I remember, 'Bobby' taking me to the movies, and him touching me in the car, had me put my head in his lap and touching me as he drove. The other kids wondered why they couldnt do to the movies with Uncle Bobby too, but I guess it was my special trip. Bobby eventually got a girlfriend and moved out. Pauls daughter eventually got sick of living there that she moved in with her mom. He started to beat her, they tried to have a baby, she ended up gettting pregnant, but one day while I was upstairs in my room which was right across from thiers, they got into an arguement and he slapped her so hard he knocked her off her feet. Another time he punched her in the face so her tooth went through her lip, he took a sledge hammer to his wedding ring in front of her. There was lots of fighting and hitting.
"Mom' and Paul (step daddy) ended up spending beyond thier means, between house renovations, a boat, ect that the house was sold and we rented an house. Was 'mom' , 'paul, his son and I. His son was spending more and more time at his moms house. Money was tight so 'mom' got a second night job. Leaving him and I alone at night, a few nights a week. He would make me put red lipstick on and kiss him, thought it was great fun. I was around 10 at this time. He tried to do more and more. Tried to rape me, tried forcing me to perform oral sex on him. I remember 2 instances, 1 that happened many of times where he sat on my chest w/ his knees on my shoulders trying to jam himself in my mouth, I finally told him if he came near me again with that thing I would bite him. I am pretty sure that is the last time he attempted to get oral. Another instance was when he had tried bringing me to 'thier' bed and tried to have sex with me. I was I believe 10 at the time, I got slapped because he couldnt. I ended up with a welt that later bruised on my leg. This particular instance happend within feet of the 'gun' closet. There were always weapons around, hand guns, shot guns, bow and arrows. Kept under lock and key, but there! We lived in that house for a while and ended up having to move again.
Next house, it still continued.
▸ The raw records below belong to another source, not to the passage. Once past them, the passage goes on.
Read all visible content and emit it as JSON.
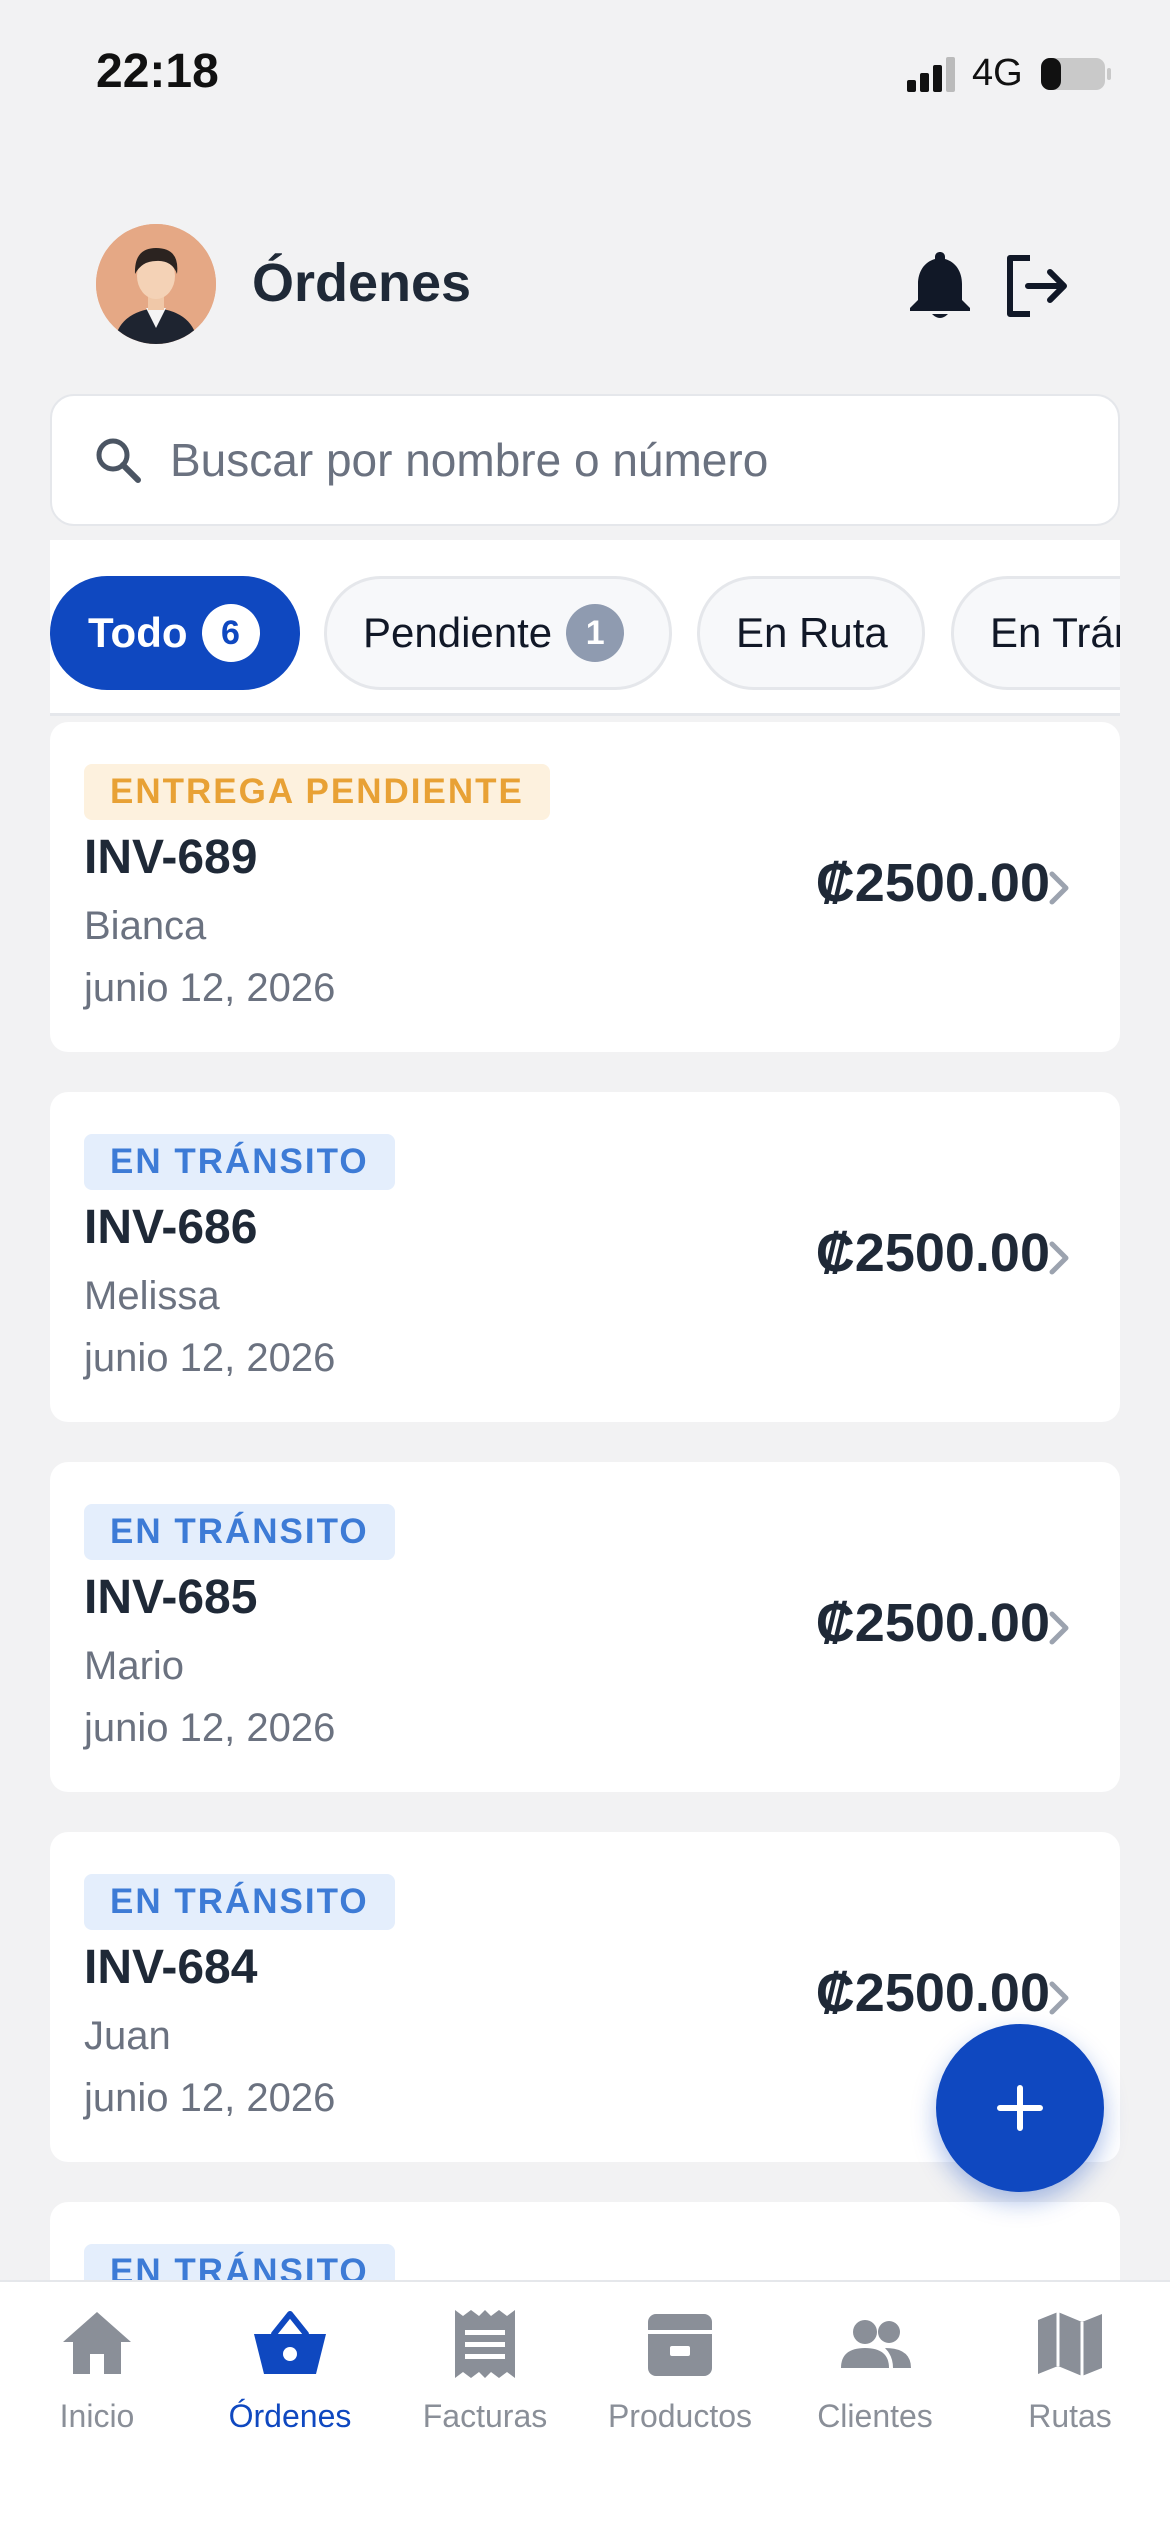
{
  "status_bar": {
    "time": "22:18",
    "network": "4G"
  },
  "header": {
    "title": "Órdenes"
  },
  "search": {
    "placeholder": "Buscar por nombre o número"
  },
  "filters": [
    {
      "label": "Todo",
      "count": "6",
      "active": true
    },
    {
      "label": "Pendiente",
      "count": "1",
      "active": false
    },
    {
      "label": "En Ruta",
      "count": null,
      "active": false
    },
    {
      "label": "En Tránsito",
      "count": null,
      "active": false
    }
  ],
  "orders": [
    {
      "status": "ENTREGA PENDIENTE",
      "status_type": "pending",
      "number": "INV-689",
      "client": "Bianca",
      "date": "junio 12, 2026",
      "amount": "₡2500.00"
    },
    {
      "status": "EN TRÁNSITO",
      "status_type": "transit",
      "number": "INV-686",
      "client": "Melissa",
      "date": "junio 12, 2026",
      "amount": "₡2500.00"
    },
    {
      "status": "EN TRÁNSITO",
      "status_type": "transit",
      "number": "INV-685",
      "client": "Mario",
      "date": "junio 12, 2026",
      "amount": "₡2500.00"
    },
    {
      "status": "EN TRÁNSITO",
      "status_type": "transit",
      "number": "INV-684",
      "client": "Juan",
      "date": "junio 12, 2026",
      "amount": "₡2500.00"
    },
    {
      "status": "EN TRÁNSITO",
      "status_type": "transit",
      "number": "",
      "client": "",
      "date": "",
      "amount": ""
    }
  ],
  "nav": [
    {
      "label": "Inicio",
      "icon": "home-icon",
      "active": false
    },
    {
      "label": "Órdenes",
      "icon": "basket-icon",
      "active": true
    },
    {
      "label": "Facturas",
      "icon": "receipt-icon",
      "active": false
    },
    {
      "label": "Productos",
      "icon": "box-icon",
      "active": false
    },
    {
      "label": "Clientes",
      "icon": "people-icon",
      "active": false
    },
    {
      "label": "Rutas",
      "icon": "map-icon",
      "active": false
    }
  ],
  "colors": {
    "primary": "#0f48c0",
    "pending_text": "#e8a135",
    "transit_text": "#3d7bd6",
    "background": "#f2f2f3"
  }
}
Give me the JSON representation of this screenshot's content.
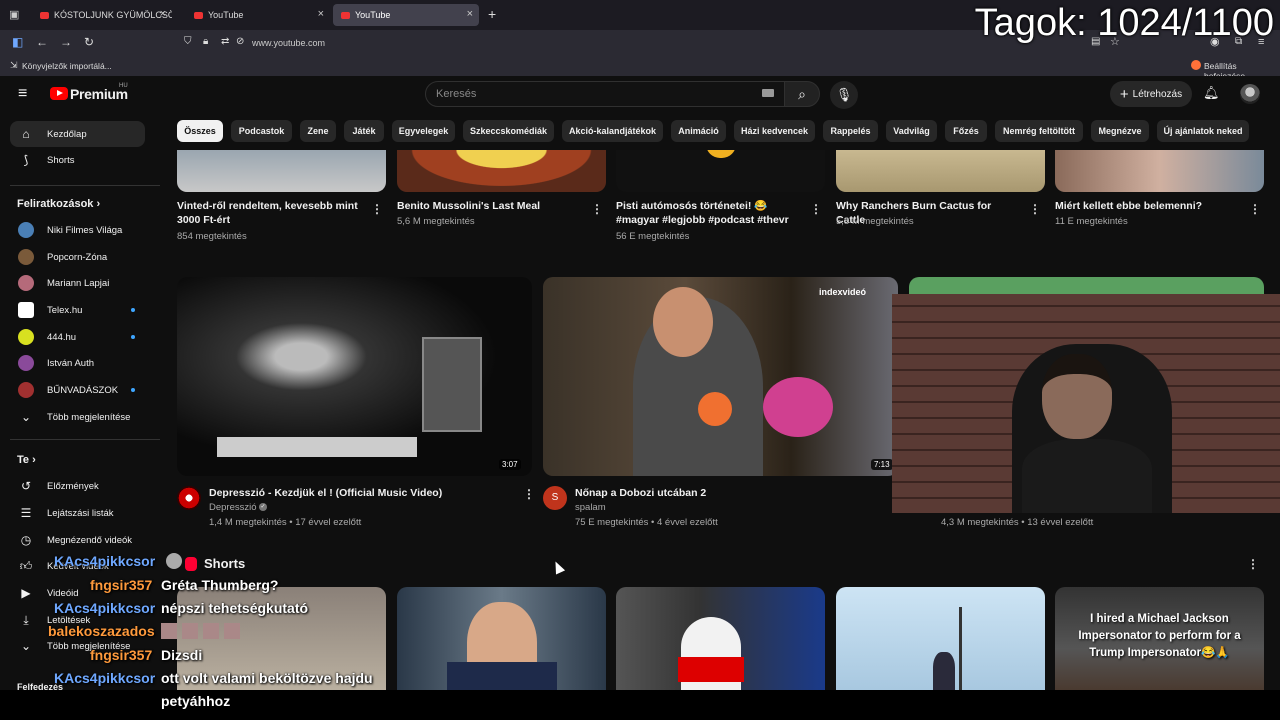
{
  "browser": {
    "tabs": [
      {
        "title": "KÓSTOLJUNK GYÜMÖLCSÖKT | "
      },
      {
        "title": "YouTube"
      },
      {
        "title": "YouTube"
      }
    ],
    "url": "www.youtube.com",
    "bookmarks_import": "Könyvjelzők importálá...",
    "settings_finish": "Beállítás befejezése"
  },
  "overlay": {
    "member_counter": "Tagok: 1024/1100"
  },
  "header": {
    "logo": "Premium",
    "logo_region": "HU",
    "search_placeholder": "Keresés",
    "create_label": "Létrehozás"
  },
  "sidebar": {
    "main": [
      {
        "label": "Kezdőlap"
      },
      {
        "label": "Shorts"
      }
    ],
    "subs_heading": "Feliratkozások",
    "subscriptions": [
      {
        "label": "Niki Filmes Világa"
      },
      {
        "label": "Popcorn-Zóna"
      },
      {
        "label": "Mariann Lapjai"
      },
      {
        "label": "Telex.hu"
      },
      {
        "label": "444.hu"
      },
      {
        "label": "István Auth"
      },
      {
        "label": "BŰNVADÁSZOK"
      }
    ],
    "more_subs": "Több megjelenítése",
    "you_heading": "Te",
    "you_items": [
      {
        "label": "Előzmények"
      },
      {
        "label": "Lejátszási listák"
      },
      {
        "label": "Megnézendő videók"
      },
      {
        "label": "Kedvelt videók"
      },
      {
        "label": "Videóid"
      },
      {
        "label": "Letöltések"
      },
      {
        "label": "Több megjelenítése"
      }
    ],
    "explore_heading": "Felfedezés"
  },
  "chips": [
    "Összes",
    "Podcastok",
    "Zene",
    "Játék",
    "Egyvelegek",
    "Szkeccskomédiák",
    "Akció-kalandjátékok",
    "Animáció",
    "Házi kedvencek",
    "Rappelés",
    "Vadvilág",
    "Főzés",
    "Nemrég feltöltött",
    "Megnézve",
    "Új ajánlatok neked"
  ],
  "row1": [
    {
      "title": "Vinted-ről rendeltem, kevesebb mint 3000 Ft-ért",
      "views": "854 megtekintés"
    },
    {
      "title": "Benito Mussolini's Last Meal",
      "views": "5,6 M megtekintés"
    },
    {
      "title": "Pisti autómosós történetei! 😂 #magyar #legjobb #podcast #thevr",
      "views": "56 E megtekintés"
    },
    {
      "title": "Why Ranchers Burn Cactus for Cattle",
      "views": "5,8 M megtekintés"
    },
    {
      "title": "Miért kellett ebbe belemenni?",
      "views": "11 E megtekintés"
    }
  ],
  "row2": [
    {
      "title": "Depresszió - Kezdjük el ! (Official Music Video)",
      "channel": "Depresszió",
      "meta": "1,4 M megtekintés • 17 évvel ezelőtt",
      "duration": "3:07"
    },
    {
      "title": "Nőnap a Dobozi utcában 2",
      "channel": "spalam",
      "channel_initial": "S",
      "meta": "75 E megtekintés • 4 évvel ezelőtt",
      "duration": "7:13",
      "brand": "indexvideó"
    },
    {
      "meta": "4,3 M megtekintés • 13 évvel ezelőtt"
    }
  ],
  "shorts": {
    "heading": "Shorts",
    "items": [
      {
        "caption": ""
      },
      {
        "caption": ""
      },
      {
        "caption": ""
      },
      {
        "caption": ""
      },
      {
        "caption": "I hired a Michael Jackson Impersonator to perform for a Trump Impersonator😂🙏"
      }
    ]
  },
  "chat": [
    {
      "user": "KAcs4pikkcsor",
      "message": "",
      "color": "#6fa8ff"
    },
    {
      "user": "fngsir357",
      "message": "Gréta Thumberg?",
      "color": "#ff9a3c"
    },
    {
      "user": "KAcs4pikkcsor",
      "message": "népszi tehetségkutató",
      "color": "#6fa8ff"
    },
    {
      "user": "balekoszazados",
      "message": "",
      "color": "#ff9a3c"
    },
    {
      "user": "fngsir357",
      "message": "Dizsdi",
      "color": "#ff9a3c"
    },
    {
      "user": "KAcs4pikkcsor",
      "message": "ott volt valami beköltözve hajdu",
      "color": "#6fa8ff"
    },
    {
      "user": "",
      "message": "petyáhhoz",
      "color": "#fff"
    }
  ]
}
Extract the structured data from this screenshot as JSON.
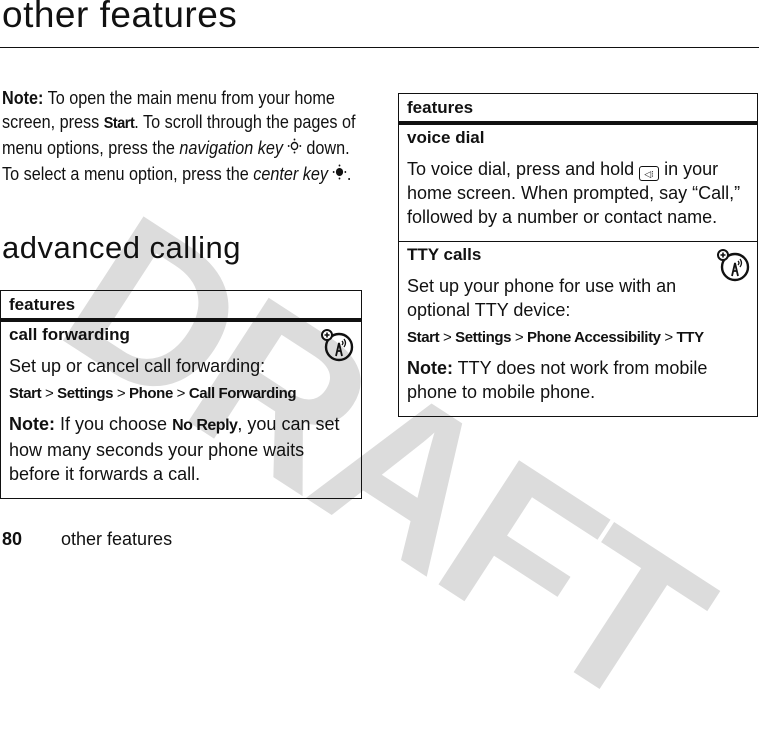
{
  "watermark": "DRAFT",
  "page": {
    "title": "other features",
    "intro_note": {
      "label": "Note:",
      "text_1": " To open the main menu from your home screen, press ",
      "key_start": "Start",
      "text_2": ". To scroll through the pages of menu options, press the ",
      "nav_key": "navigation key",
      "nav_key_glyph": "·ọ·",
      "text_3": " down. To select a menu option, press the ",
      "center_key": "center key",
      "center_key_glyph": "·◆·",
      "text_4": "."
    },
    "section_title": "advanced calling"
  },
  "left_table": {
    "header": "features",
    "rows": [
      {
        "title": "call forwarding",
        "icon": "network-feature-icon",
        "text": "Set up or cancel call forwarding:",
        "path": [
          "Start",
          "Settings",
          "Phone",
          "Call Forwarding"
        ],
        "path_separator": ">",
        "note_label": "Note:",
        "note_text_1": " If you choose ",
        "note_key": "No Reply",
        "note_text_2": ", you can set how many seconds your phone waits before it forwards a call."
      }
    ]
  },
  "right_table": {
    "header": "features",
    "rows": [
      {
        "title": "voice dial",
        "text_1": "To voice dial, press and hold ",
        "key_icon": "voice-key-icon",
        "key_glyph": "◁⁝",
        "text_2": " in your home screen. When prompted, say “Call,” followed by a number or contact name."
      },
      {
        "title": "TTY calls",
        "icon": "network-feature-icon",
        "text": "Set up your phone for use with an optional TTY device:",
        "path": [
          "Start",
          "Settings",
          "Phone Accessibility",
          "TTY"
        ],
        "path_separator": ">",
        "note_label": "Note:",
        "note_text": " TTY does not work from mobile phone to mobile phone."
      }
    ]
  },
  "footer": {
    "page_number": "80",
    "section": "other features"
  }
}
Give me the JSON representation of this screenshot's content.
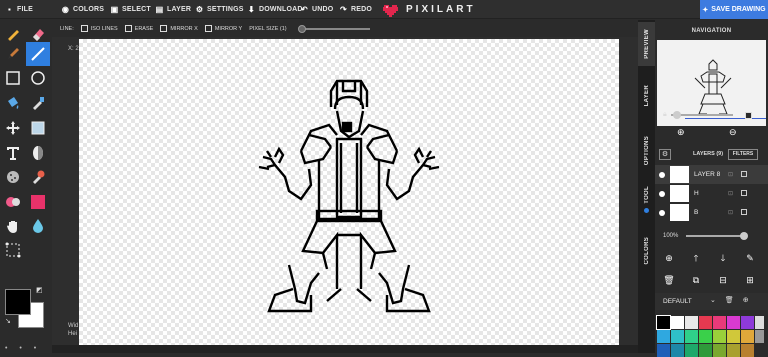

There was now penetration on his part. Never penile but w/ his hands and orally from him. Most of this, while my mom was right down stairs. I was a preteen/ teen at this time trying to hide out in my room or maybe watch tv in my moms room, but I was alwasy followed. As I entered into my teen years, I got curious myself. I was 13 boys were much older and 'interested' as much as older boys can be interested in younger girls. I had friends with older brothers. All of a sudden I realized I had a 'power' I possessed that they were interested in. I never had sex with any of them, but I did more than most 13 year old girls should have been doing. But I was able to say yes or no and decide what I would or couldnt do. I was smart enough to not do anything I might regret. During this time I was getting close to a friend and confessed the things "Paul" was doing to me. I would spend as much time as possible with friends and out of the house. I had written in a journal, that Paul was molesting me, my mother found it, confronted me and did NOTHING. Well nothing but hold it over my head. She blamed me for marital problems and one day told me " I was the reason her husband didnt love her anymore' At 13 or 14 I was to blame from my own mother.
On February school vacation when I was 14, my friend and I told her mom about what had been going on. I spent the entire week at thier house. I knew I needed to come forward , I knew I needed to get the abuse to stop but I was afraid. Sunday of that February vacation, I walked into the Scituate police station and told them that my step father had been molesting me from the age of 9-14.



I can only imagine that those that have never been through something like this, are wondering why I couldnt scream or say no! I did, but its not like that. I am not sure how to explain.